Par ailleurs, le Sahel, désormais au cœur des préoccupations sécuritaires, reste un terrain où les États du Nord africain cherchent à réaffirmer leur influence. En s’unissant, Tunis et Alger se positionnent comme acteurs incontournables dans la lutte contre le terrorisme et la criminalité transfrontalière. Ce partenariat ouvre aussi la voie à une diplomatie de défense concertée, susceptible d’équilibrer la présence croissante d’autres puissances, notamment la Russie et la Chine, dans la région.

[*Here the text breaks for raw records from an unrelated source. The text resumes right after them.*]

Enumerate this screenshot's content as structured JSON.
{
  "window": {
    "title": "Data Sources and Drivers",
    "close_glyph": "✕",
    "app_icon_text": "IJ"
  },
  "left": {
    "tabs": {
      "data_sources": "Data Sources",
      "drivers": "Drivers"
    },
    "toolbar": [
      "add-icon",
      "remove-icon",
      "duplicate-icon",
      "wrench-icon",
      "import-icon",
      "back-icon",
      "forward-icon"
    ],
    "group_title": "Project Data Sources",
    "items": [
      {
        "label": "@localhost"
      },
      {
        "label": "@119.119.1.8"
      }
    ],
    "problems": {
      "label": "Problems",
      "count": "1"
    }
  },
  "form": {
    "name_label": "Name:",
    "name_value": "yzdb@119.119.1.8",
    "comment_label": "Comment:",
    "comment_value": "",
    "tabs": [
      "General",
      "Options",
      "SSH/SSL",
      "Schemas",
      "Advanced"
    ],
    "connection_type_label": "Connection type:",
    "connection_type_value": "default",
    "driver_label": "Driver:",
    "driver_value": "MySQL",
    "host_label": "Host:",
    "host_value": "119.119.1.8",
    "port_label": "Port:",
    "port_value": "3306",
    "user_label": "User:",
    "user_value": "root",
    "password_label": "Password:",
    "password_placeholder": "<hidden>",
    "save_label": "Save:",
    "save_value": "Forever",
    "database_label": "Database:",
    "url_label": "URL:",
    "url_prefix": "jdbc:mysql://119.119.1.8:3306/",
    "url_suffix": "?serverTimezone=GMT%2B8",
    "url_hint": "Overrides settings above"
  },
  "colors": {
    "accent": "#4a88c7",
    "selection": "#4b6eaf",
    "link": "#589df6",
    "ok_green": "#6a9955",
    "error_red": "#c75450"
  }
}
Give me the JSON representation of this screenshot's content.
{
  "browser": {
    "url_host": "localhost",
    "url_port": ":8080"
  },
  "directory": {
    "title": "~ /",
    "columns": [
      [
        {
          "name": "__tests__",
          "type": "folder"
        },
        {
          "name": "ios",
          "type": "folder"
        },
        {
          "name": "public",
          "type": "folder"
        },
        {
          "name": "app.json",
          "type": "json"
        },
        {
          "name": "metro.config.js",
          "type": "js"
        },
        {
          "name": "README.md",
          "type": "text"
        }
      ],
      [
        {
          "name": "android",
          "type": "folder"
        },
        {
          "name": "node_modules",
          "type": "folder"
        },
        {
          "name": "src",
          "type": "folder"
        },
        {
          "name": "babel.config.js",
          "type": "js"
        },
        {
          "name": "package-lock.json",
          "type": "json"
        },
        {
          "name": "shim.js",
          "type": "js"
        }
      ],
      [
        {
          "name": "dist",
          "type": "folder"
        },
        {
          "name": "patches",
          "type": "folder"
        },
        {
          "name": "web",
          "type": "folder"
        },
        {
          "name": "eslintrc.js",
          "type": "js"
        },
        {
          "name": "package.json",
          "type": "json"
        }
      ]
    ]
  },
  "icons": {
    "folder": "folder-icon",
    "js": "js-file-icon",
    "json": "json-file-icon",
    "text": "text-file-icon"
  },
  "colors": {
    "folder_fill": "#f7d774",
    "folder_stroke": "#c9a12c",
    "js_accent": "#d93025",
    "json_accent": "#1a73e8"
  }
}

Enfin, cet accord illustre une évolution dans la manière dont les deux pays envisagent la sécurité : non plus comme une affaire strictement nationale, mais comme un enjeu régional global, où la coopération devient une nécessité stratégique. Le rapprochement militaire entre Tunis et Alger dépasse le simple cadre de la défense. Il symbolise une convergence politique, économique et diplomatique fondée sur une lecture commune des menaces et des opportunités régionales. À l’heure où les alliances se redéfinissent en Afrique du Nord, cette coopération ouvre la perspective d’un nouvel équilibre maghrébin plus autonome, plus solidaire et moins dépendant des influences extérieures. Si les défis à venir demeurent nombreux, cette alliance tuniso-algérienne pourrait bien devenir le socle d’un pôle de stabilité durable dans un Maghreb en quête de cohésion.
Tony A.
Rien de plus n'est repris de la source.